Happy Saturday. A whole bunch of metal bands I like released new songs this past week. I didn’t jump on all of them with my usual alacrity because I was burning the candle at both ends with a combination of day-job crap, personal crap, and late-night drinking with good friends (not crap), followed by hangover crap. I will make it up to you: Our other writers stand ready to mow your loans or hand-wash your underwear. I stand ready to direct those operations from afar.
In addition, in this post I’m going to stream some of those things I missed, plus one new discovery at the end.
Tuomas Saukkonen is one of those rare metal artists who just doesn’t seem to make a misstep. After closing down a multitude of other projects (including Before the Dawn and Black Sun Aeon), he turned right around and released a great album in 2013 (Winterborn) under the name Wolfheart. He has completed work on a second Wolfheart album entitled Shadow World that will be released by Spinefarm on August 21. After the jump, check out the music video for a new song named “Aeon of Cold”.
In the video, the album track is set to film of Wolfheart performing the song at the Summer Breeze festival, and Decibel premiered it a few days ago. The song is a powerful juxtaposition of beauty and the beast, blending a beautiful, melancholy, piano-and-guitar melody with a barrage of blistering riffs and a strafing drum attack. Saukkonen’s distinctive, cavernous growls are just as powerful as the music, too.
Pre-orders for Shadow World are up now at these locations, as well as iTunes:
I’m looking forward to Krisiun’s new album, Forged In Fury, perhaps even more so now that I’ve heard “Scars Of Hatred”, which premiered this past week.
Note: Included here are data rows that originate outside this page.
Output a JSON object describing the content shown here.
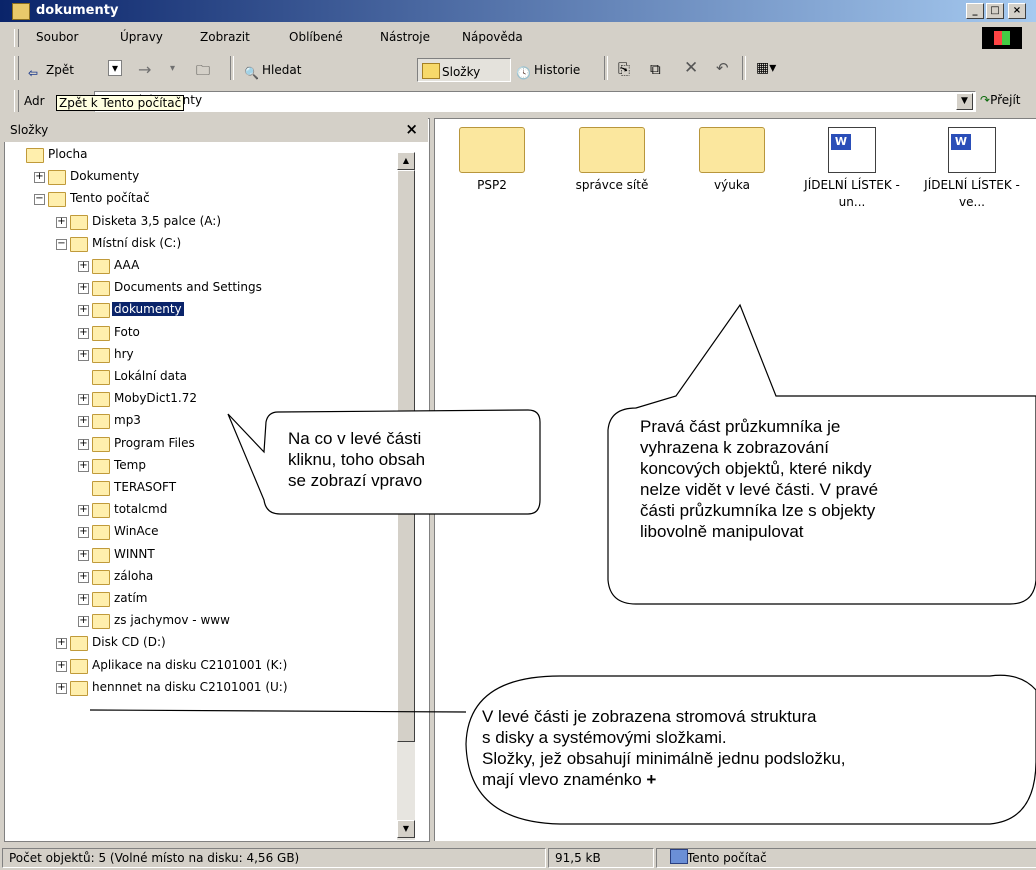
{
  "window": {
    "title": "dokumenty",
    "min": "_",
    "max": "□",
    "close": "×"
  },
  "menu": [
    "Soubor",
    "Úpravy",
    "Zobrazit",
    "Oblíbené",
    "Nástroje",
    "Nápověda"
  ],
  "toolbar": {
    "back": "Zpět",
    "search": "Hledat",
    "folders": "Složky",
    "history": "Historie"
  },
  "address": {
    "label": "Adr",
    "value": "C:\\dokumenty",
    "go": "Přejít"
  },
  "tooltip": "Zpět k Tento počítač",
  "left_panel": {
    "title": "Složky",
    "close": "×",
    "tree": [
      {
        "label": "Plocha",
        "expander": ""
      },
      {
        "label": "Dokumenty",
        "expander": "+"
      },
      {
        "label": "Tento počítač",
        "expander": "−"
      },
      {
        "label": "Disketa 3,5 palce (A:)",
        "expander": "+"
      },
      {
        "label": "Místní disk (C:)",
        "expander": "−"
      },
      {
        "label": "AAA",
        "expander": "+"
      },
      {
        "label": "Documents and Settings",
        "expander": "+"
      },
      {
        "label": "dokumenty",
        "expander": "+"
      },
      {
        "label": "Foto",
        "expander": "+"
      },
      {
        "label": "hry",
        "expander": "+"
      },
      {
        "label": "Lokální data",
        "expander": ""
      },
      {
        "label": "MobyDict1.72",
        "expander": "+"
      },
      {
        "label": "mp3",
        "expander": "+"
      },
      {
        "label": "Program Files",
        "expander": "+"
      },
      {
        "label": "Temp",
        "expander": "+"
      },
      {
        "label": "TERASOFT",
        "expander": ""
      },
      {
        "label": "totalcmd",
        "expander": "+"
      },
      {
        "label": "WinAce",
        "expander": "+"
      },
      {
        "label": "WINNT",
        "expander": "+"
      },
      {
        "label": "záloha",
        "expander": "+"
      },
      {
        "label": "zatím",
        "expander": "+"
      },
      {
        "label": "zs jachymov - www",
        "expander": "+"
      },
      {
        "label": "Disk CD (D:)",
        "expander": "+"
      },
      {
        "label": "Aplikace na disku C2101001 (K:)",
        "expander": "+"
      },
      {
        "label": "hennnet na disku C2101001 (U:)",
        "expander": "+"
      }
    ]
  },
  "right_panel": {
    "items": [
      {
        "label": "PSP2",
        "kind": "folder"
      },
      {
        "label": "správce sítě",
        "kind": "folder"
      },
      {
        "label": "výuka",
        "kind": "folder"
      },
      {
        "label": "JÍDELNÍ LÍSTEK - un...",
        "kind": "word"
      },
      {
        "label": "JÍDELNÍ LÍSTEK - ve...",
        "kind": "word"
      }
    ]
  },
  "status": {
    "count": "Počet objektů: 5 (Volné místo na disku: 4,56 GB)",
    "size": "91,5 kB",
    "location": "Tento počítač"
  },
  "annotations": {
    "a1": [
      "Na co v levé části",
      "kliknu, toho obsah",
      "se zobrazí vpravo"
    ],
    "a2": [
      "Pravá část průzkumníka je",
      "vyhrazena k zobrazování",
      "koncových objektů, které nikdy",
      "nelze vidět v levé části. V pravé",
      "části průzkumníka lze s objekty",
      "libovolně manipulovat"
    ],
    "a3": [
      "V levé části je zobrazena stromová struktura",
      "s disky a systémovými složkami.",
      "Složky, jež obsahují minimálně jednu podsložku,",
      "mají vlevo znaménko",
      "+"
    ]
  }
}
Mixing rapid-fire, hammering riffs and a swarming lead guitar melody, the song is catchy as hell and eminently headbangable — and it flies like a bat out of hell with its ass on fire.
Forged In Fury was produced by Erik Rutan, it features cover art by Joe Petagno, and it will be released by Century Media Records on August 7, 2015, on CD, vinyl, and digitally.
Windhand’s new album (their third) is entitled Grief’s Infernal Flower, and it’s scheduled for release by Relapse on September 18. The new song from the album that premiered a couple days ago is a “radio edit” of a track named “Two Urns”. The main riff in this song is so heavy it makes my fillings vibrate. I think it also made me go number two.
I’d probably be quite happy with the song even if it consisted of nothing more than the massive, low-frequency riffing and the gut-rumbling rhythm section, but Dorthia Cottrell’s ghostly wail is a thing of beauty, and there’s a piercing, extended guitar solo in the song that’s a psycho-killer. Doom on….
My NCS comrade BadWolf pushed the hell out of Enabler’s second album La Fin Absolue Du Monde, which was released last year. I liked that album, too, but based on what I’ve heard of the new Enabler disc, I like it even more (I also like Chris Smith’s cool cover art). On this one, founder Jeff Lohrber performed all the music and vocals solo.
There are thirteen tracks on the new album (Fail To Feel Safe), and three of them have become available for streaming so far, most recently “Euphoric Revenge”. I finally listened to all three of them this morning. “Euphoric Revenge” is an absolutely crushing, mid-paced pile-driver of a song; “Fail To Feel Safe” is a rampaging brawler with a memorable melody; and “Demons Denied” is the most punk-inflected of the three; it bounces off the walls like a crazy man, but also includes another memorable melody. All three tracks feature dissonant lead guitar excretions that are disorienting and vocals that are lacerating (though Lohrber’s clean vocals work well, too).
This is angry, destructive music — but completely invigorating, too.
Now it’s time for that new discovery I mentioned.
The band’s name is Infra, they are from Portugal, and they have a two-song debut EP that Nuclear War Now! released on 7″ vinyl this past April. The name of the EP is Initiation On the Ordeals of Lower Vibrations — and it’s outstanding. This is ultra-grim death metal that’s saturated in the black ichor of doom. It’s also dynamic music that’s destructive as hell when it’s racing and completely oppressive and dismal when it drops into low gear.
I’m really anxious to hear more from this band — they’ve got the knack for writing concrete-heavy songs that are both atmospheric and pulse-pounding.